3.7 Intrinsic operators
Some compilers (e.g. GCC or Texas Instruments Code Composer Studio) allow almost direct access to specific assembler functions in C code by so-called intrinsic operators. Intrinsics allow the user to express the meaning of certain assembly statements that would otherwise be cumbersome or inexpressible in C/C++. Intrinsics are used like functions, the user can pass them variables, just as he would with any normal function.
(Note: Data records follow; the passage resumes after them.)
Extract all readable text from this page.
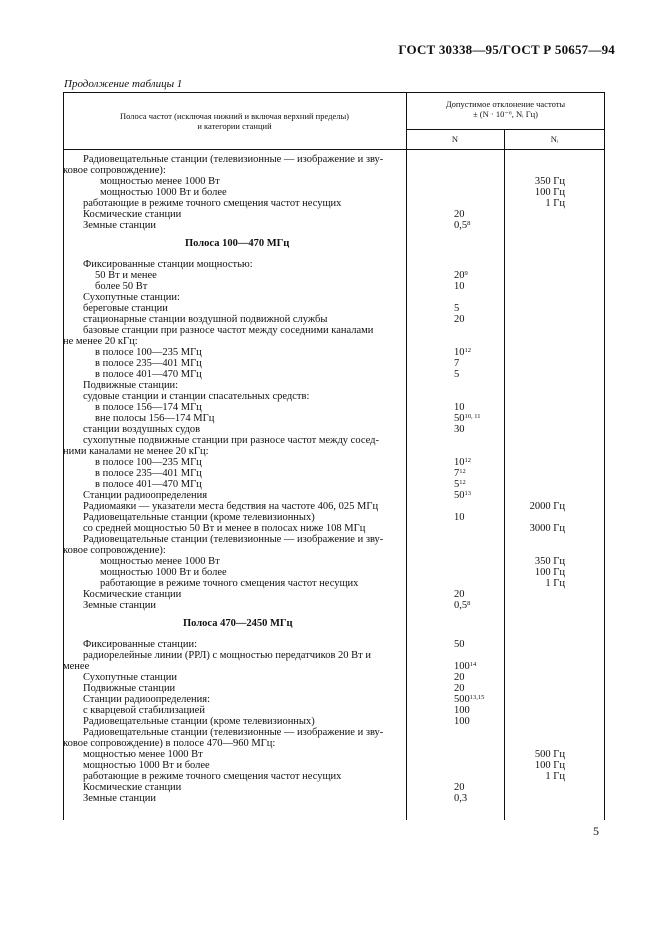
ГОСТ 30338—95/ГОСТ Р 50657—94
Продолжение таблицы 1
Полоса частот (исключая нижний и включая верхний пределы)
и категории станций
Допустимое отклонение частоты
± (N · 10⁻⁶, Nᵢ Гц)
N	Nᵢ
Радиовещательные станции (телевизионные — изображение и зву-
ковое сопровождение):
мощностью менее 1000 Вт	350 Гц
мощностью 1000 Вт и более	100 Гц
работающие в режиме точного смещения частот несущих	1 Гц
Космические станции	20
Земные станции	$0,5^8$
Полоса 100—470 МГц
Фиксированные станции мощностью:
50 Вт и менее	$20^9$
более 50 Вт	10
Сухопутные станции:
береговые станции	5
стационарные станции воздушной подвижной службы	20
базовые станции при разносе частот между соседними каналами
не менее 20 кГц:
в полосе 100—235 МГц	$10^{12}$
в полосе 235—401 МГц	7
в полосе 401—470 МГц	5
Подвижные станции:
судовые станции и станции спасательных средств:
в полосе 156—174 МГц	10
вне полосы 156—174 МГц	50$^{10, 11}$
станции воздушных судов	30
сухопутные подвижные станции при разносе частот между сосед-
ними каналами не менее 20 кГц:
в полосе 100—235 МГц	$10^{12}$
в полосе 235—401 МГц	$7^{12}$
в полосе 401—470 МГц	$5^{12}$
Станции радиоопределения	$50^{13}$
Радиомаяки — указатели места бедствия на частоте 406, 025 МГц	2000 Гц
Радиовещательные станции (кроме телевизионных)	10
со средней мощностью 50 Вт и менее в полосах ниже 108 МГц	3000 Гц
Радиовещательные станции (телевизионные — изображение и зву-
ковое сопровождение):
мощностью менее 1000 Вт	350 Гц
мощностью 1000 Вт и более	100 Гц
работающие в режиме точного смещения частот несущих	1 Гц
Космические станции	20
Земные станции	$0,5^8$
Полоса 470—2450 МГц
Фиксированные станции:	50
радиорелейные линии (РРЛ) с мощностью передатчиков 20 Вт и
менее	$100^{14}$
Сухопутные станции	20
Подвижные станции	20
Станции радиоопределения:	500$^{13,15}$
с кварцевой стабилизацией	100
Радиовещательные станции (кроме телевизионных)	100
Радиовещательные станции (телевизионные — изображение и зву-
ковое сопровождение) в полосе 470—960 МГц:
мощностью менее 1000 Вт	500 Гц
мощностью 1000 Вт и более	100 Гц
работающие в режиме точного смещения частот несущих	1 Гц
Космические станции	20
Земные станции	0,3
5
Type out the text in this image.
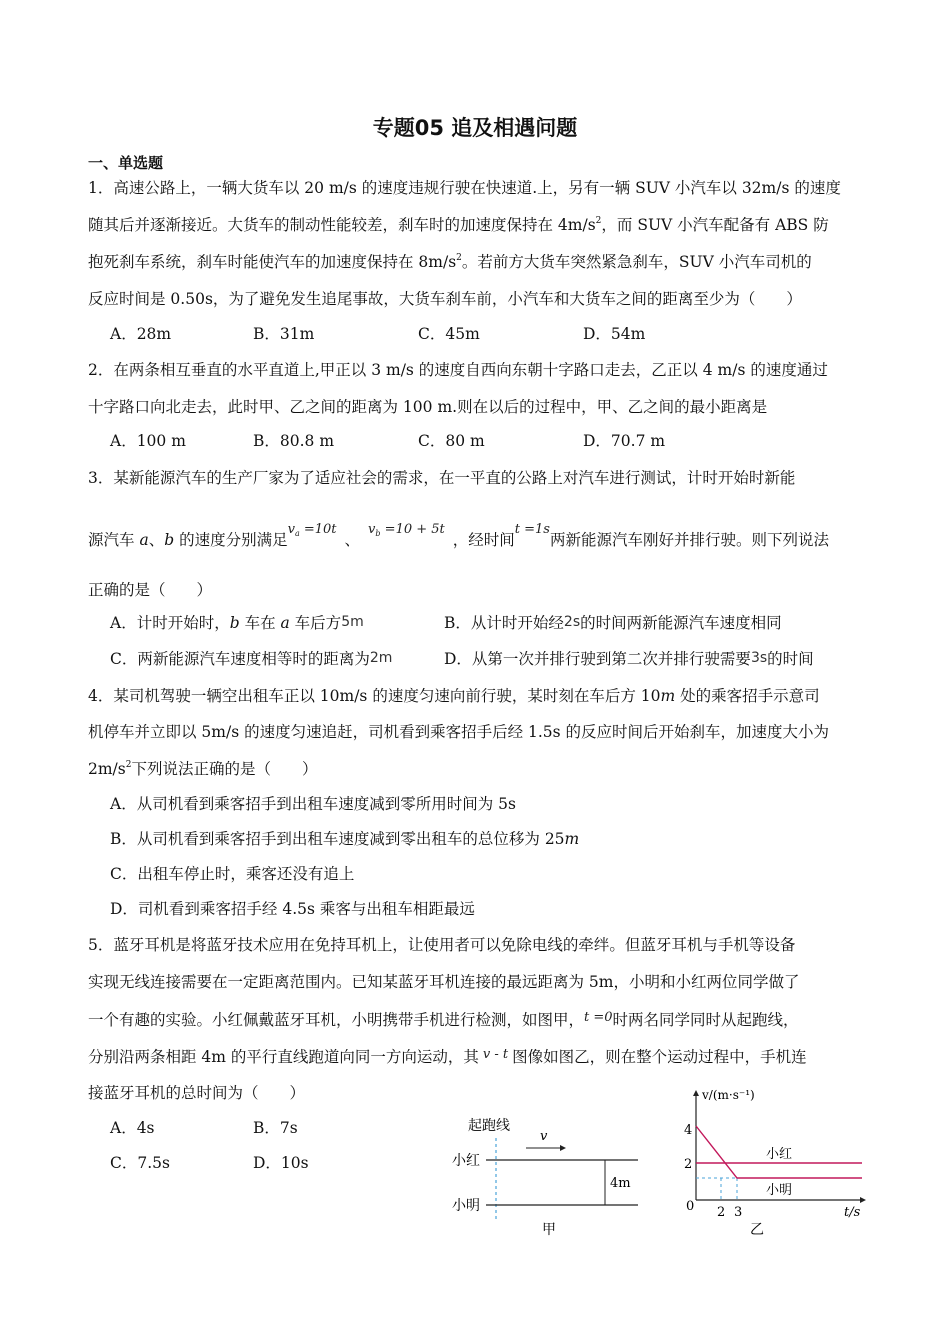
专题05 追及相遇问题
一、单选题
1．高速公路上，一辆大货车以 20 m/s 的速度违规行驶在快速道.上，另有一辆 SUV 小汽车以 32m/s 的速度
随其后并逐渐接近。大货车的制动性能较差，刹车时的加速度保持在 $4m/s^2$，而 SUV 小汽车配备有 ABS 防
抱死刹车系统，刹车时能使汽车的加速度保持在 $8m/s^2$。若前方大货车突然紧急刹车，SUV 小汽车司机的
反应时间是 0.50s，为了避免发生追尾事故，大货车刹车前，小汽车和大货车之间的距离至少为（　　）
A．28m	B．31m	C．45m	D．54m
2．在两条相互垂直的水平直道上,甲正以 3 m/s 的速度自西向东朝十字路口走去，乙正以 4 m/s 的速度通过
十字路口向北走去，此时甲、乙之间的距离为 100 m.则在以后的过程中，甲、乙之间的最小距离是
A．100 m	B．80.8 m	C．80 m	D．70.7 m
3．某新能源汽车的生产厂家为了适应社会的需求，在一平直的公路上对汽车进行测试，计时开始时新能
源汽车 a、b 的速度分别满足$^{v_a =10t}$、$^{v_b =10 + 5t}$，经时间$^{t =1s}$两新能源汽车刚好并排行驶。则下列说法
正确的是（　　）
A．计时开始时，b 车在 a 车后方5m	B．从计时开始经2s的时间两新能源汽车速度相同
C．两新能源汽车速度相等时的距离为2m	D．从第一次并排行驶到第二次并排行驶需要3s的时间
4．某司机驾驶一辆空出租车正以 10m/s 的速度匀速向前行驶，某时刻在车后方 10m 处的乘客招手示意司
机停车并立即以 5m/s 的速度匀速追赶，司机看到乘客招手后经 1.5s 的反应时间后开始刹车，加速度大小为
$2m/s^2$下列说法正确的是（　　）
A．从司机看到乘客招手到出租车速度减到零所用时间为 5s
B．从司机看到乘客招手到出租车速度减到零出租车的总位移为 25m
C．出租车停止时，乘客还没有追上
D．司机看到乘客招手经 4.5s 乘客与出租车相距最远
5．蓝牙耳机是将蓝牙技术应用在免持耳机上，让使用者可以免除电线的牵绊。但蓝牙耳机与手机等设备
实现无线连接需要在一定距离范围内。已知某蓝牙耳机连接的最远距离为 5m，小明和小红两位同学做了
一个有趣的实验。小红佩戴蓝牙耳机，小明携带手机进行检测，如图甲，$^{t =0}$时两名同学同时从起跑线，
分别沿两条相距 4m 的平行直线跑道向同一方向运动，其 $^{v - t}$ 图像如图乙，则在整个运动过程中，手机连
接蓝牙耳机的总时间为（　　）
A．4s	B．7s
C．7.5s	D．10s
起跑线
v
小红
小明
4m
甲
v/(m·s⁻¹)
t/s
4
2
0 2 3
小红
小明
乙
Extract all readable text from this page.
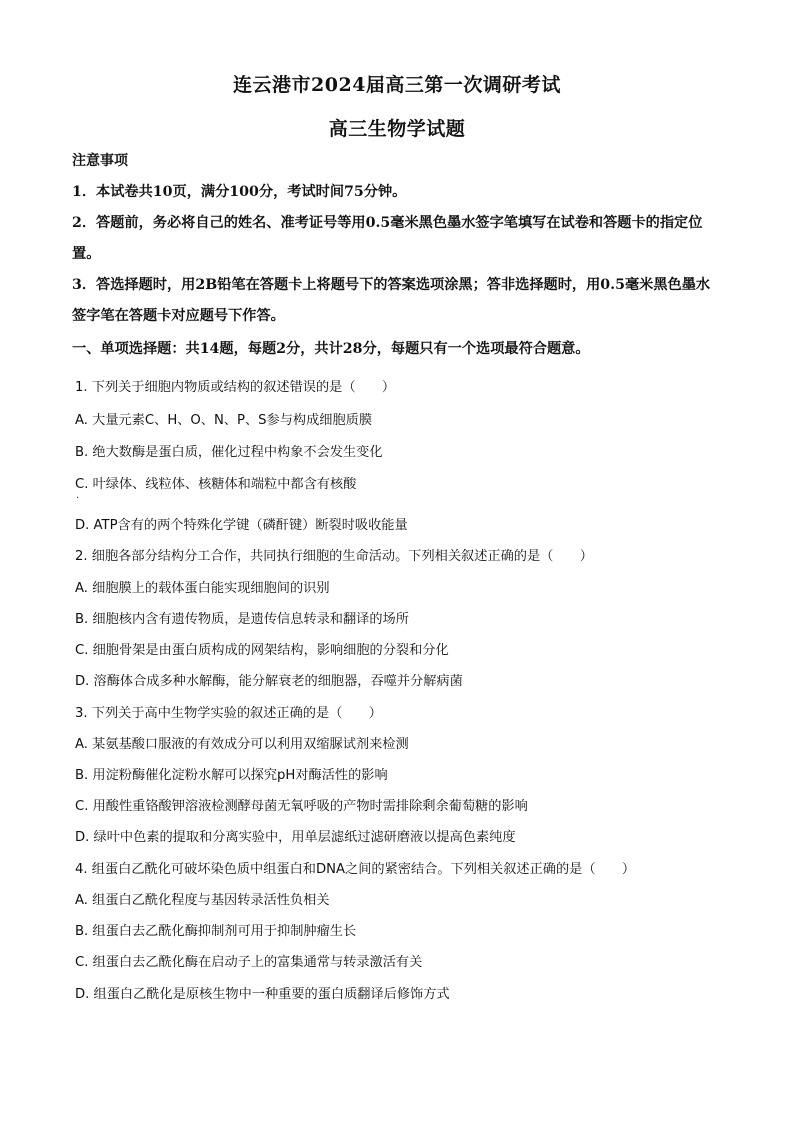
连云港市2024届高三第一次调研考试
高三生物学试题
注意事项
1．本试卷共10页，满分100分，考试时间75分钟。
2．答题前，务必将自己的姓名、准考证号等用0.5毫米黑色墨水签字笔填写在试卷和答题卡的指定位置。
3．答选择题时，用2B铅笔在答题卡上将题号下的答案选项涂黑；答非选择题时，用0.5毫米黑色墨水签字笔在答题卡对应题号下作答。
一、单项选择题：共14题，每题2分，共计28分，每题只有一个选项最符合题意。
1. 下列关于细胞内物质或结构的叙述错误的是（　　）
A. 大量元素C、H、O、N、P、S参与构成细胞质膜
B. 绝大数酶是蛋白质，催化过程中构象不会发生变化
C. 叶绿体、线粒体、核糖体和端粒中都含有核酸
.
D. ATP含有的两个特殊化学键（磷酐键）断裂时吸收能量
2. 细胞各部分结构分工合作，共同执行细胞的生命活动。下列相关叙述正确的是（　　）
A. 细胞膜上的载体蛋白能实现细胞间的识别
B. 细胞核内含有遗传物质，是遗传信息转录和翻译的场所
C. 细胞骨架是由蛋白质构成的网架结构，影响细胞的分裂和分化
D. 溶酶体合成多种水解酶，能分解衰老的细胞器，吞噬并分解病菌
3. 下列关于高中生物学实验的叙述正确的是（　　）
A. 某氨基酸口服液的有效成分可以利用双缩脲试剂来检测
B. 用淀粉酶催化淀粉水解可以探究pH对酶活性的影响
C. 用酸性重铬酸钾溶液检测酵母菌无氧呼吸的产物时需排除剩余葡萄糖的影响
D. 绿叶中色素的提取和分离实验中，用单层滤纸过滤研磨液以提高色素纯度
4. 组蛋白乙酰化可破坏染色质中组蛋白和DNA之间的紧密结合。下列相关叙述正确的是（　　）
A. 组蛋白乙酰化程度与基因转录活性负相关
B. 组蛋白去乙酰化酶抑制剂可用于抑制肿瘤生长
C. 组蛋白去乙酰化酶在启动子上的富集通常与转录激活有关
D. 组蛋白乙酰化是原核生物中一种重要的蛋白质翻译后修饰方式
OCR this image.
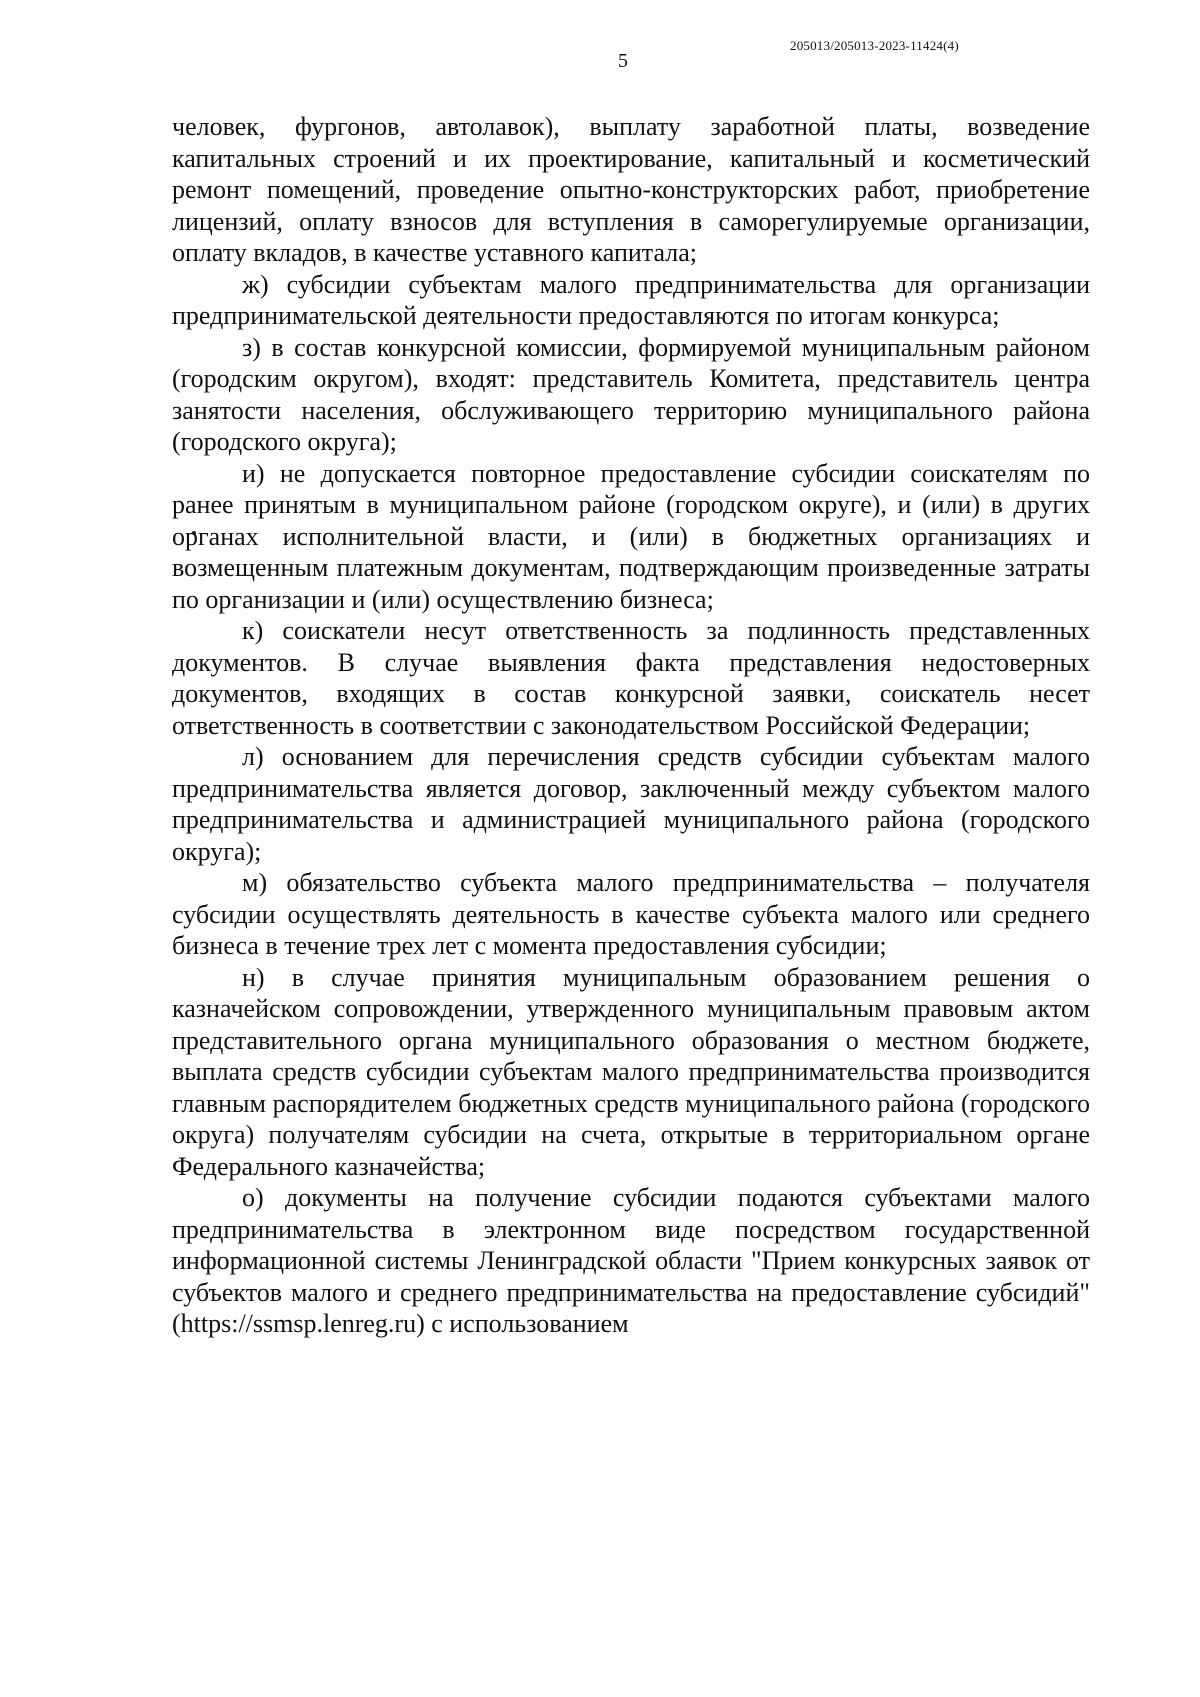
205013/205013-2023-11424(4)
5

человек, фургонов, автолавок), выплату заработной платы, возведение капитальных строений и их проектирование, капитальный и косметический ремонт помещений, проведение опытно-конструкторских работ, приобретение лицензий, оплату взносов для вступления в саморегулируемые организации, оплату вкладов, в качестве уставного капитала;

ж) субсидии субъектам малого предпринимательства для организации предпринимательской деятельности предоставляются по итогам конкурса;

з) в состав конкурсной комиссии, формируемой муниципальным районом (городским округом), входят: представитель Комитета, представитель центра занятости населения, обслуживающего территорию муниципального района (городского округа);

и) не допускается повторное предоставление субсидии соискателям по ранее принятым в муниципальном районе (городском округе), и (или) в других органах исполнительной власти, и (или) в бюджетных организациях и возмещенным платежным документам, подтверждающим произведенные затраты по организации и (или) осуществлению бизнеса;

к) соискатели несут ответственность за подлинность представленных документов. В случае выявления факта представления недостоверных документов, входящих в состав конкурсной заявки, соискатель несет ответственность в соответствии с законодательством Российской Федерации;

л) основанием для перечисления средств субсидии субъектам малого предпринимательства является договор, заключенный между субъектом малого предпринимательства и администрацией муниципального района (городского округа);

м) обязательство субъекта малого предпринимательства – получателя субсидии осуществлять деятельность в качестве субъекта малого или среднего бизнеса в течение трех лет с момента предоставления субсидии;

н) в случае принятия муниципальным образованием решения о казначейском сопровождении, утвержденного муниципальным правовым актом представительного органа муниципального образования о местном бюджете, выплата средств субсидии субъектам малого предпринимательства производится главным распорядителем бюджетных средств муниципального района (городского округа) получателям субсидии на счета, открытые в территориальном органе Федерального казначейства;

о) документы на получение субсидии подаются субъектами малого предпринимательства в электронном виде посредством государственной информационной системы Ленинградской области "Прием конкурсных заявок от субъектов малого и среднего предпринимательства на предоставление субсидий" (https://ssmsp.lenreg.ru) с использованием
For example:
int x1, x2, y;
y = _sadd(x1, x2);
This code executes addition of two operands and simultaneously saturates the result. [3]
3.8 Look-up tables
In some cases, the results can be computed in compile-time and stored in memory as constants. This is quite common practice in case of digital filter coefficients calculation. But this method can be used also e.g. for goniometrical functions with reduced accuracy, instead of periodical computing of sinus function.
4. Conclusion
Some basic terms of digital signal processing were mentioned and hardware and software aspects of algorithms optimization were explained with simple fragments of C code.
Acknowledgements
This work has been supported by the Grant Agency of the Czech Republic under project GD102/08/H008 “Analysis and Modelling of Biomedical and Speech Signals” and project GA102/08/0707 “Spoken speech recognition in real environment”.
References
-
SWEETMAN D.: See MIPS Run Linux. 2nd ed. San Francisco: Morgan Kaufmann Publishers, 2007.
-
MIPS TECHNOLOGIES INC.: Effective Programming of the 24KE™ and the 34K™ Core Families for DSP Code. Mountain View, (California), 2007.
-
TEXAS INSTRUMENTS INC.: TMS320C6000 Optimizing Compiler v 6.1. Dallas (Texas), 2008.